Monty Poole, in his latest Oakland Tribune column (see above hyperlink), touched on this "presence + production" argument.  He focused on the impact that Frank Thomas had on the 2006 A's.  While it was true that Thomas, former MVP and World Series winner, was a veritable encyclopedia of hitting information in the clubhouse, he was also able to put this information into practice by having a remarkable year at the plate. Thomas' production and presence in the lineup helped the entire A's team...none more than young Nick Swisher, who went on to post, by far, his most productive season hitting in front of Thomas. Nick has yet to duplicate his production from that season, and while luck and/or BABIP might explain some of that, none can argue that Nick is an especially emotional player and human being and that having Thomas back him up (both in the lineup and in the clubhouse) might just have pushed him to another level that he has found elusive outside of that unique situation.

While the verdict is still out about whether Giambi can have that same type of impact on the 2009 A's, it's hard to argue that the stars have aligned in a similar pattern to facilitate such an impact. Giambi has been around the league almost as long as Thomas had in 2006 and, like Thomas, will bring a distinct American League savvy to the table for the A's. While Thomas's hulking frame swinging a lead pipe in the batter's box was a unique and terrifying form of intimidation to opposing pitchers, the prospect of having to face the ultimate "at-bat-grinder" in Giambi will also likely stick in the heads of opposing pitchers when they are deciding whether to pitch-around Cust or Holliday or Chavez.  Giambi has also been healthy and productive for 3 of the past 4 seasons, so you're looking at a guy who has a good chance of remaining in the lineup day-in-and-day out.

Ironically, while his playing time might be cut due to the addition of Giambi, I'm thinking that Travis Buck might be the guy most positively impacted by Jason's presence. I think Buck, personality-wise, is somewhat like a less-garrulous Nick Swisher. A guy who plays with a lot of heart, but who is also susceptible to letting his emotions and/or outside pressures affect his performance. Travis basically admitted to as much earlier last season when he indicated that "being a face of the franchise" made him put too much pressure on himself and in turn led to a deepening of his season-opening slump...

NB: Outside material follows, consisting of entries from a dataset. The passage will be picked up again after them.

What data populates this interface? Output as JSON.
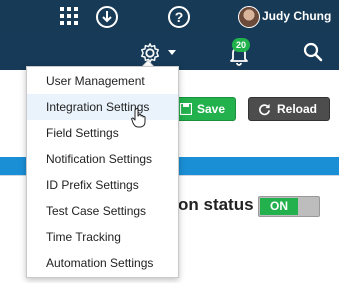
{
  "header": {
    "user_name": "Judy Chung",
    "icons": [
      "apps-grid-icon",
      "download-icon",
      "help-icon"
    ]
  },
  "nav": {
    "settings_icon": "gear-icon",
    "notifications_count": "20",
    "search_icon": "search-icon"
  },
  "toolbar": {
    "save_label": "Save",
    "reload_label": "Reload"
  },
  "section": {
    "status_label": "on status",
    "toggle_label": "ON"
  },
  "settings_menu": {
    "items": [
      {
        "label": "User Management"
      },
      {
        "label": "Integration Settings"
      },
      {
        "label": "Field Settings"
      },
      {
        "label": "Notification Settings"
      },
      {
        "label": "ID Prefix Settings"
      },
      {
        "label": "Test Case Settings"
      },
      {
        "label": "Time Tracking"
      },
      {
        "label": "Automation Settings"
      }
    ],
    "hovered_index": 1
  },
  "colors": {
    "header_bg": "#173a57",
    "accent_blue": "#1b8fd6",
    "save_green": "#22b14c",
    "reload_gray": "#4d4d4d"
  }
}
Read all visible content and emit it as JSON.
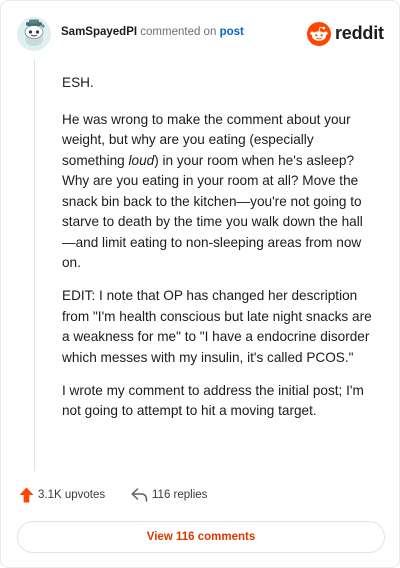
{
  "header": {
    "username": "SamSpayedPI",
    "action_text": "commented on",
    "post_link": "post",
    "brand_wordmark": "reddit",
    "avatar_icon": "snoo-avatar-icon",
    "brand_icon": "reddit-logo-icon"
  },
  "comment": {
    "p1": "ESH.",
    "p2_a": "He was wrong to make the comment about your weight, but why are you eating (especially something ",
    "p2_em": "loud",
    "p2_b": ") in your room when he's asleep? Why are you eating in your room at all? Move the snack bin back to the kitchen—you're not going to starve to death by the time you walk down the hall—and limit eating to non-sleeping areas from now on.",
    "p3": "EDIT: I note that OP has changed her description from \"I'm health conscious but late night snacks are a weakness for me\" to \"I have a endocrine disorder which messes with my insulin, it's called PCOS.\"",
    "p4": "I wrote my comment to address the initial post; I'm not going to attempt to hit a moving target."
  },
  "footer": {
    "upvotes": "3.1K upvotes",
    "replies": "116 replies",
    "view_button": "View 116 comments",
    "upvote_icon": "upvote-arrow-icon",
    "reply_icon": "reply-arrow-icon"
  },
  "colors": {
    "brand_orange": "#ff4500",
    "link_blue": "#0a63c6",
    "button_text": "#d93a00",
    "border": "#e4e4e4"
  }
}
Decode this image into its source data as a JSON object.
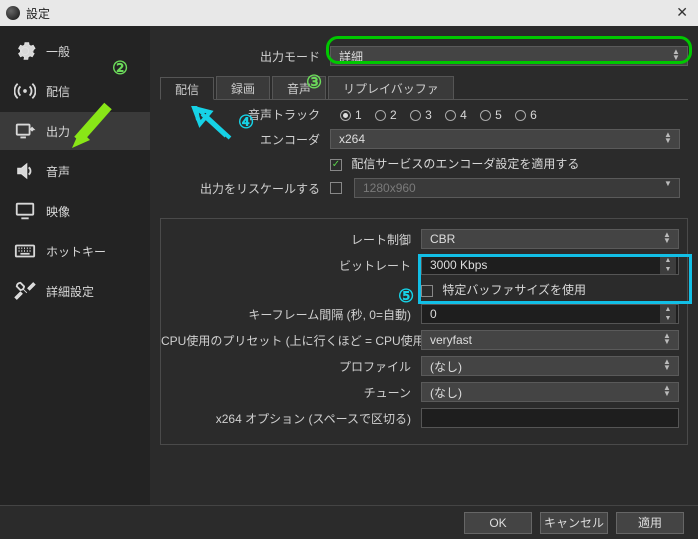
{
  "window": {
    "title": "設定"
  },
  "sidebar": {
    "items": [
      {
        "label": "一般"
      },
      {
        "label": "配信"
      },
      {
        "label": "出力"
      },
      {
        "label": "音声"
      },
      {
        "label": "映像"
      },
      {
        "label": "ホットキー"
      },
      {
        "label": "詳細設定"
      }
    ]
  },
  "mode": {
    "label": "出力モード",
    "value": "詳細"
  },
  "tabs": {
    "stream": "配信",
    "record": "録画",
    "audio": "音声",
    "replay": "リプレイバッファ"
  },
  "stream": {
    "audio_track_label": "音声トラック",
    "tracks": [
      "1",
      "2",
      "3",
      "4",
      "5",
      "6"
    ],
    "encoder_label": "エンコーダ",
    "encoder_value": "x264",
    "enforce_label": "配信サービスのエンコーダ設定を適用する",
    "rescale_label": "出力をリスケールする",
    "rescale_value": "1280x960"
  },
  "x264": {
    "rate_control_label": "レート制御",
    "rate_control_value": "CBR",
    "bitrate_label": "ビットレート",
    "bitrate_value": "3000 Kbps",
    "custom_buffer_label": "特定バッファサイズを使用",
    "keyframe_label": "キーフレーム間隔 (秒, 0=自動)",
    "keyframe_value": "0",
    "cpu_preset_label": "CPU使用のプリセット (上に行くほど = CPU使用低い)",
    "cpu_preset_value": "veryfast",
    "profile_label": "プロファイル",
    "profile_value": "(なし)",
    "tune_label": "チューン",
    "tune_value": "(なし)",
    "x264opts_label": "x264 オプション (スペースで区切る)"
  },
  "buttons": {
    "ok": "OK",
    "cancel": "キャンセル",
    "apply": "適用"
  },
  "annotations": {
    "n2": "②",
    "n3": "③",
    "n4": "④",
    "n5": "⑤"
  }
}
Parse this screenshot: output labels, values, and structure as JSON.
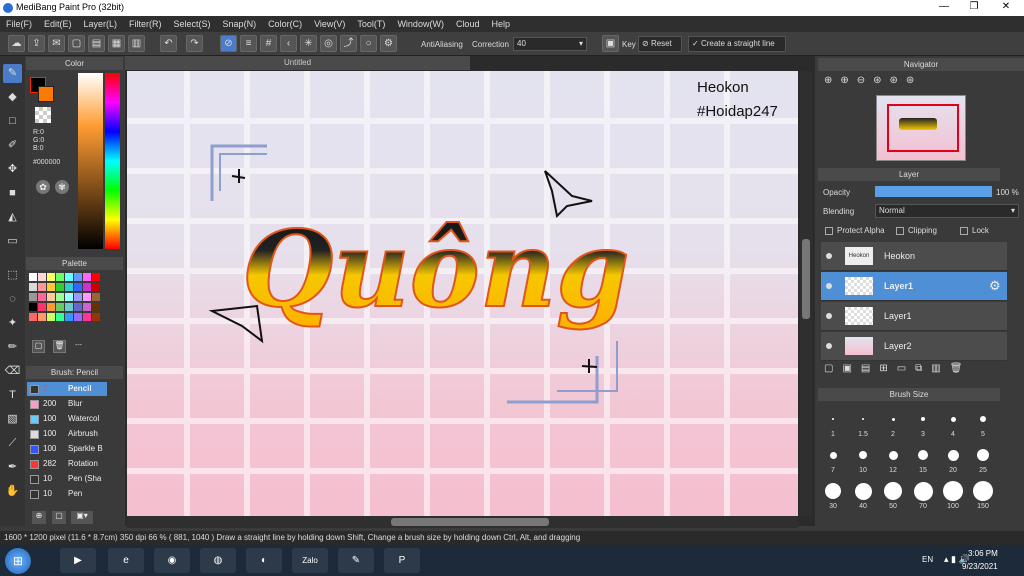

Well, with Giambi in-tow and bound to be the new recycled face-of-the-franchise, Buck doesn't have to worry about the "presence" side of the equation anymore and will be free to focus on "production" instead. Time will tell if that environment will allow Travis to break-out like Swisher did behind the Big Hurt, but even if he doesn't, it's hard to argue that re-creating such an opportunity for him (and for all the other young A's for that matter) is a bad idea, regardless of how many statistical wins it might add to the Pythagorean formula.